Koracoo met him as he slogged out of the water and stepped onto dry land. She was less than six hands away, and he felt her nearness like a physical blow.
“Did you find any evidence that they marched through the pond?”
He shook his head. His drenched moccasins squished with his movements. “At first, I thought …” He turned to look back across the small pond to the place where he’d thought he’d seen a track. Steep rocky mountains rose on either side of the narrow valley. Towa and Sindak were still searching the trails that led to the pond. “I didn’t even find a bent reed. Did you find anything around the edges?”
Her face was drawn and pale, and the bones beneath her tanned skin were too sharp. Her unevenly chopped hair stuck out oddly from too much time in the wind. “No.”
He waited for instructions, but Koracoo just hung her head and closed her eyes, as though too tired to think straight.
“Are you all right?”
“Tired. That’s all.”
Gonda turned away and looked northward to where a wall of bruised clouds massed.
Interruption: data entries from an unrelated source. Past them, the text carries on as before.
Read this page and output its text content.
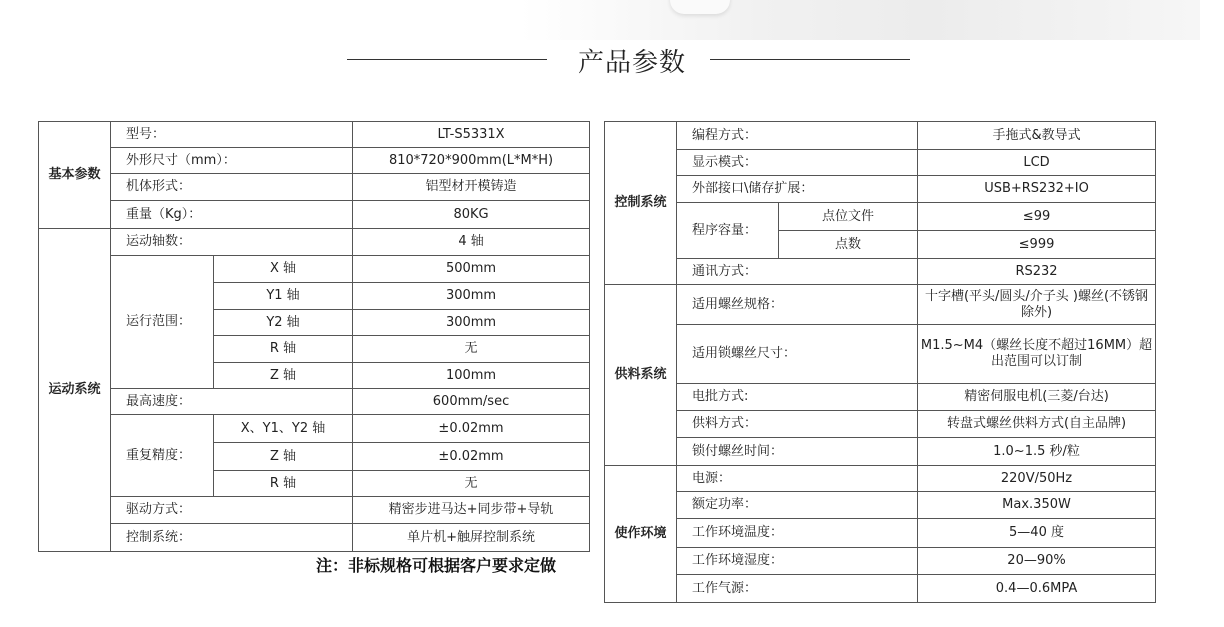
产品参数
基本参数	型号：		LT-S5331X
	外形尺寸（mm）：		810*720*900mm(L*M*H)
	机体形式：		铝型材开模铸造
	重量（Kg）：		80KG
运动系统	运动轴数：		4 轴
	运行范围：	X 轴	500mm
		Y1 轴	300mm
		Y2 轴	300mm
		R 轴	无
		Z 轴	100mm
	最高速度：		600mm/sec
	重复精度：	X、Y1、Y2 轴	±0.02mm
		Z 轴	±0.02mm
		R 轴	无
	驱动方式：		精密步进马达+同步带+导轨
	控制系统：		单片机+触屏控制系统
注：非标规格可根据客户要求定做
控制系统	编程方式：		手拖式&教导式
	显示模式：		LCD
	外部接口\储存扩展：		USB+RS232+IO
	程序容量：	点位文件	≤99
		点数	≤999
	通讯方式：		RS232
供料系统	适用螺丝规格：		十字槽(平头/圆头/介子头 )螺丝(不锈钢除外)
	适用锁螺丝尺寸：		M1.5~M4（螺丝长度不超过16MM）超出范围可以订制
	电批方式:		精密伺服电机(三菱/台达)
	供料方式：		转盘式螺丝供料方式(自主品牌)
	锁付螺丝时间：		1.0~1.5 秒/粒
使作环境	电源：		220V/50Hz
	额定功率：		Max.350W
	工作环境温度：		5—40 度
	工作环境湿度：		20—90%
	工作气源：		0.4—0.6MPA
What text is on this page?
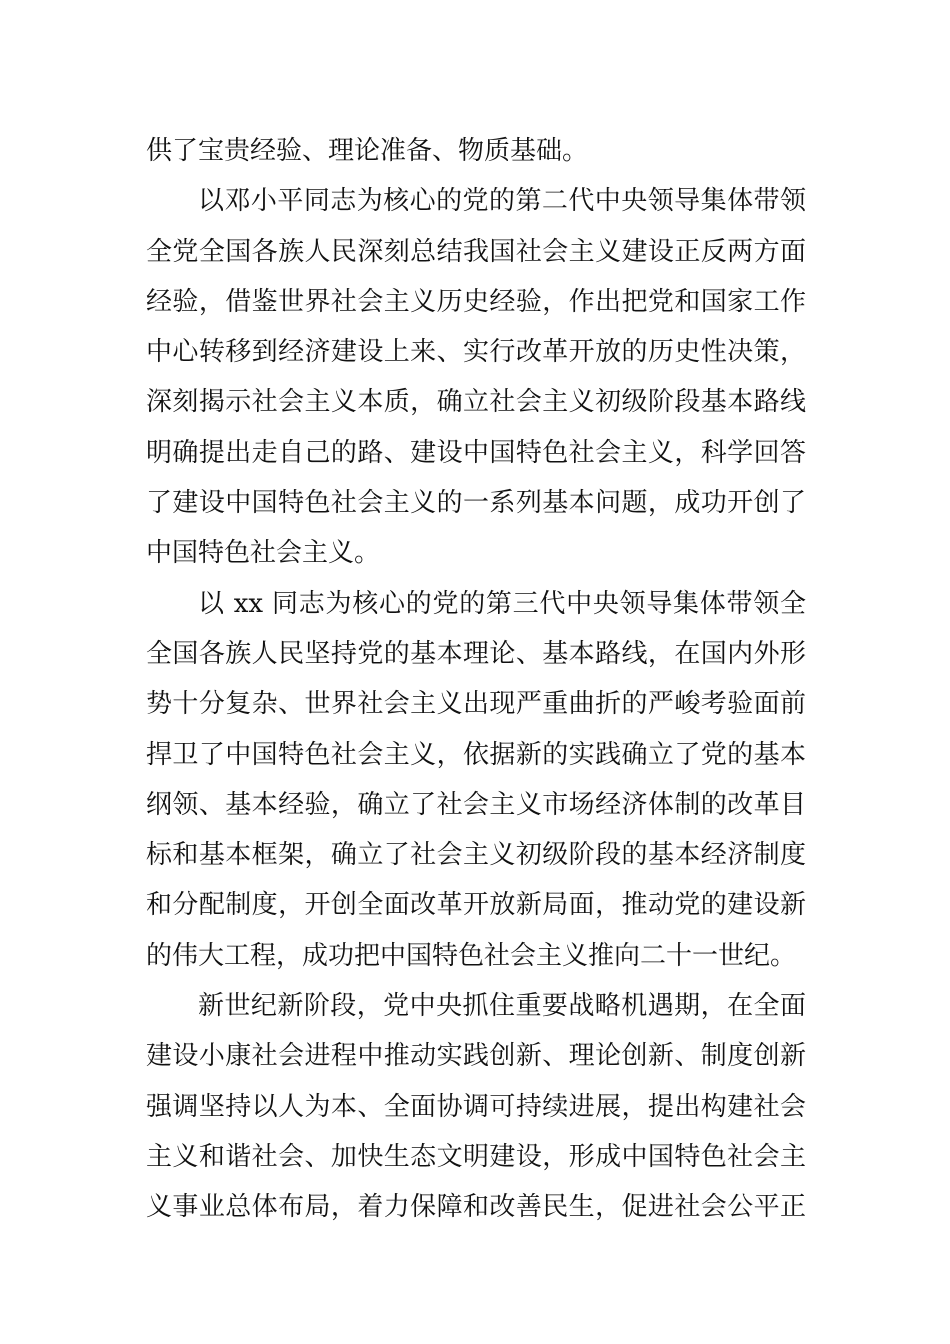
供了宝贵经验、理论准备、物质基础。
以邓小平同志为核心的党的第二代中央领导集体带领
全党全国各族人民深刻总结我国社会主义建设正反两方面
经验，借鉴世界社会主义历史经验，作出把党和国家工作
中心转移到经济建设上来、实行改革开放的历史性决策，
深刻揭示社会主义本质，确立社会主义初级阶段基本路线
明确提出走自己的路、建设中国特色社会主义，科学回答
了建设中国特色社会主义的一系列基本问题，成功开创了
中国特色社会主义。
以 xx 同志为核心的党的第三代中央领导集体带领全
全国各族人民坚持党的基本理论、基本路线，在国内外形
势十分复杂、世界社会主义出现严重曲折的严峻考验面前
捍卫了中国特色社会主义，依据新的实践确立了党的基本
纲领、基本经验，确立了社会主义市场经济体制的改革目
标和基本框架，确立了社会主义初级阶段的基本经济制度
和分配制度，开创全面改革开放新局面，推动党的建设新
的伟大工程，成功把中国特色社会主义推向二十一世纪。
新世纪新阶段，党中央抓住重要战略机遇期，在全面
建设小康社会进程中推动实践创新、理论创新、制度创新
强调坚持以人为本、全面协调可持续进展，提出构建社会
主义和谐社会、加快生态文明建设，形成中国特色社会主
义事业总体布局，着力保障和改善民生，促进社会公平正
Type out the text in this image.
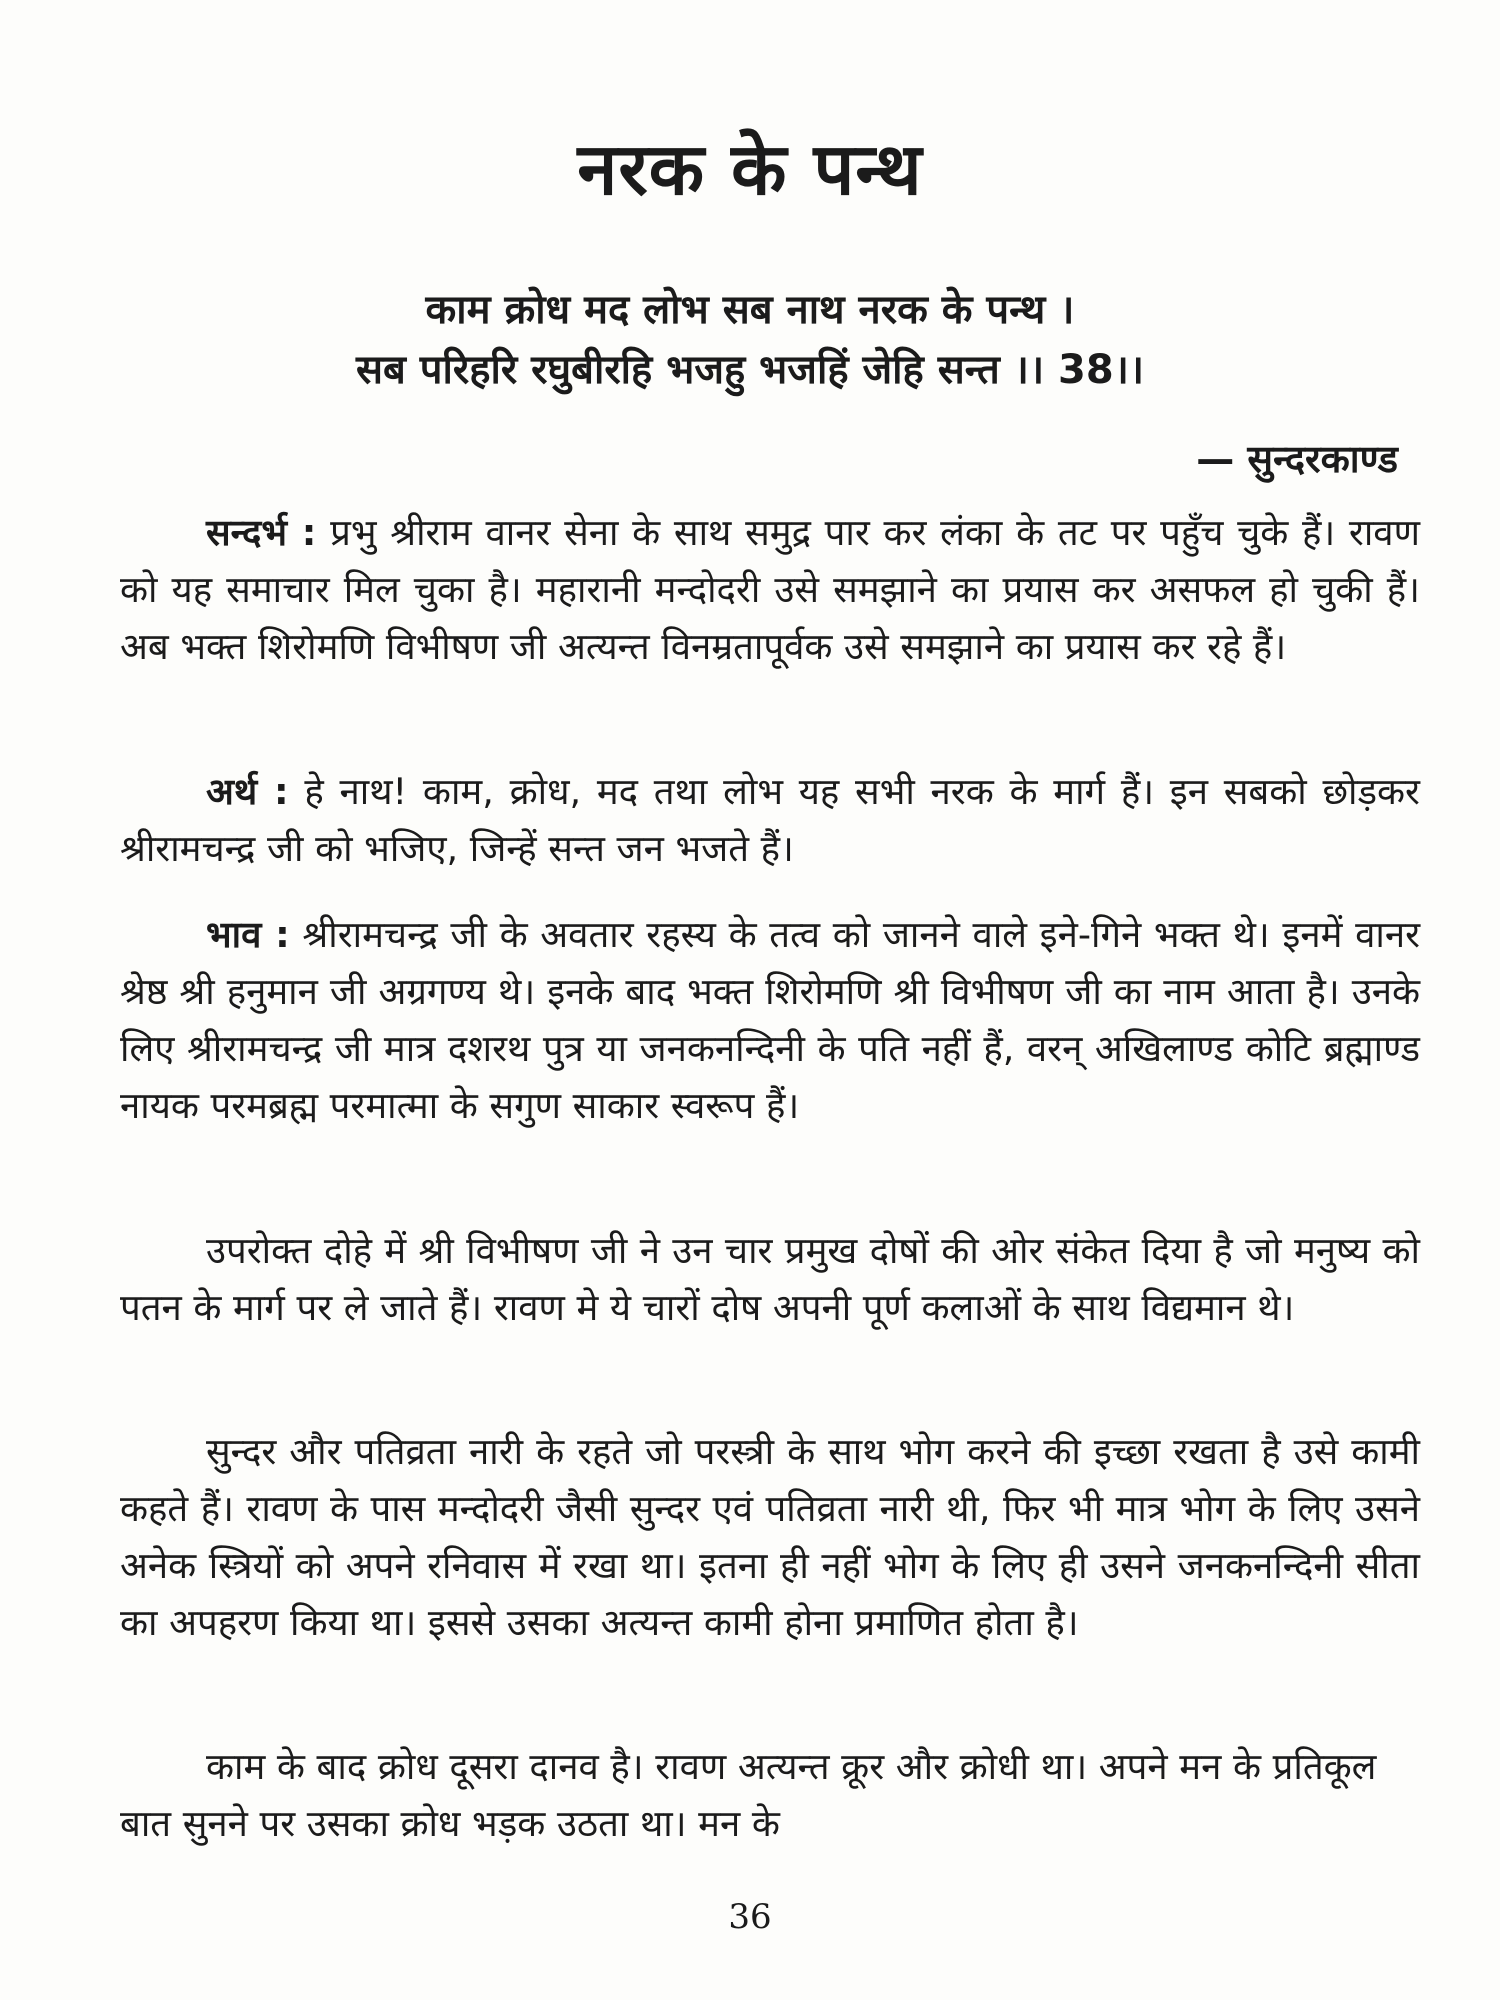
नरक के पन्थ
काम क्रोध मद लोभ सब नाथ नरक के पन्थ ।
सब परिहरि रघुबीरहि भजहु भजहिं जेहि सन्त ।। 38।।
— सुन्दरकाण्ड

सन्दर्भ : प्रभु श्रीराम वानर सेना के साथ समुद्र पार कर लंका के तट पर पहुँच चुके हैं। रावण को यह समाचार मिल चुका है। महारानी मन्दोदरी उसे समझाने का प्रयास कर असफल हो चुकी हैं। अब भक्त शिरोमणि विभीषण जी अत्यन्त विनम्रतापूर्वक उसे समझाने का प्रयास कर रहे हैं।

अर्थ : हे नाथ! काम, क्रोध, मद तथा लोभ यह सभी नरक के मार्ग हैं। इन सबको छोड़कर श्रीरामचन्द्र जी को भजिए, जिन्हें सन्त जन भजते हैं।

भाव : श्रीरामचन्द्र जी के अवतार रहस्य के तत्व को जानने वाले इने-गिने भक्त थे। इनमें वानर श्रेष्ठ श्री हनुमान जी अग्रगण्य थे। इनके बाद भक्त शिरोमणि श्री विभीषण जी का नाम आता है। उनके लिए श्रीरामचन्द्र जी मात्र दशरथ पुत्र या जनकनन्दिनी के पति नहीं हैं, वरन् अखिलाण्ड कोटि ब्रह्माण्ड नायक परमब्रह्म परमात्मा के सगुण साकार स्वरूप हैं।

उपरोक्त दोहे में श्री विभीषण जी ने उन चार प्रमुख दोषों की ओर संकेत दिया है जो मनुष्य को पतन के मार्ग पर ले जाते हैं। रावण मे ये चारों दोष अपनी पूर्ण कलाओं के साथ विद्यमान थे।

सुन्दर और पतिव्रता नारी के रहते जो परस्त्री के साथ भोग करने की इच्छा रखता है उसे कामी कहते हैं। रावण के पास मन्दोदरी जैसी सुन्दर एवं पतिव्रता नारी थी, फिर भी मात्र भोग के लिए उसने अनेक स्त्रियों को अपने रनिवास में रखा था। इतना ही नहीं भोग के लिए ही उसने जनकनन्दिनी सीता का अपहरण किया था। इससे उसका अत्यन्त कामी होना प्रमाणित होता है।

काम के बाद क्रोध दूसरा दानव है। रावण अत्यन्त क्रूर और क्रोधी था। अपने मन के प्रतिकूल बात सुनने पर उसका क्रोध भड़क उठता था। मन के

36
She had never asked him what had happened the night of the attack. She was a pragmatist. She’d found him, made sure he was all right, and led him back to the burning village to attend the emergency council meeting. The few surviving elders had all blamed Gonda for the debacle. Koracoo had carefully questioned them, heard their stories, and helped them plan what to do next. Immediately thereafter, she’d walked to the Bear Clan longhouse, pulled out what few belongings she could find that had belonged to him, and set them outside the door—divorcing him.
Less than one hand of time later, they were on the trail, searching for their children. The shame and grief were still unbearable.
“Gonda, I need your advice. What do you think we should do? I’m out of ideas.”
He felt a sudden lightness, as though all the horrors that lived inside him had suddenly dropped away. She needed him. He straightened to his full height. “What’s CorpseEye telling you?”
She pulled the club off her shoulder and held it in both hands. “He’s gone stone-cold.”
The two black spots that dotted the red cobble head of the war club seemed to be looking straight at him, as though to say, Stop being foolish. You know the way.
“Perhaps because we’re on the right trail,” Gonda said.
Koracoo cocked her head doubtfully. “Maybe, but there’s so much I don’t understand.”
“Like what?”
“Why is it that we can track them across bare stone, but not across the ground?”
Softly, Gonda said, “We both know now, don’t we? We’re not tracking warriors with slaves. Warriors heading home wouldn’t take the time to hide their trail this way.”
She jerked a nod. “We both know.”
Hesitantly, he continued, “There’s something I’ve been thinking about.”
“What?”
The sudden arrival of a flock of crows made her look up. The black birds cawed as they playfully dove and soared, their ebony wings flashing in the sunlight.
“I have the feeling we’re tracking an orb weaver, Koracoo.”
“An orb weaver?” They were spiders that spun spiraling webs.
“Yes. Each night the spider’s old web is replaced by a new one, spun in complete darkness by touch alone.”
“You mean she travels at night?”
“I mean she’s a creature of darkness. She stands in her web at night, but retreats from it during the day. I suspect that all of her spiderlings do the same. She orders her warriors to meet in a certain place at nightfall, but at dawn—”
“They scatter.”
Tingling heat flushed his body at the look on her face. She stepped closer to stare him in the eyes. “During the day, they all take different paths to hide their numbers? That would explain some things. It is much easier to track a war party than a single man, especially a skilled warrior taking pains to hide his trail.”
“If that’s what they’re doing, we need a new strategy.”
The longer they stood staring at each other, the more powerfully he longed to touch her. Strands of black hair curled over her tanned cheeks, and there was something about the sternness of her expression—as though she were holding herself together by sheer willpower—that built a desperate need in his heart.
“What are you thinking?” Gonda asked.
“I’m wondering if Towa wasn’t right to begin with. We should spread out more. Work exactly the opposite of how we’ve been working. Instead of walking eastward, paralleling what we think is the trail, perhaps we should work perpendicular, cut across the forest from north to south looking for sign.”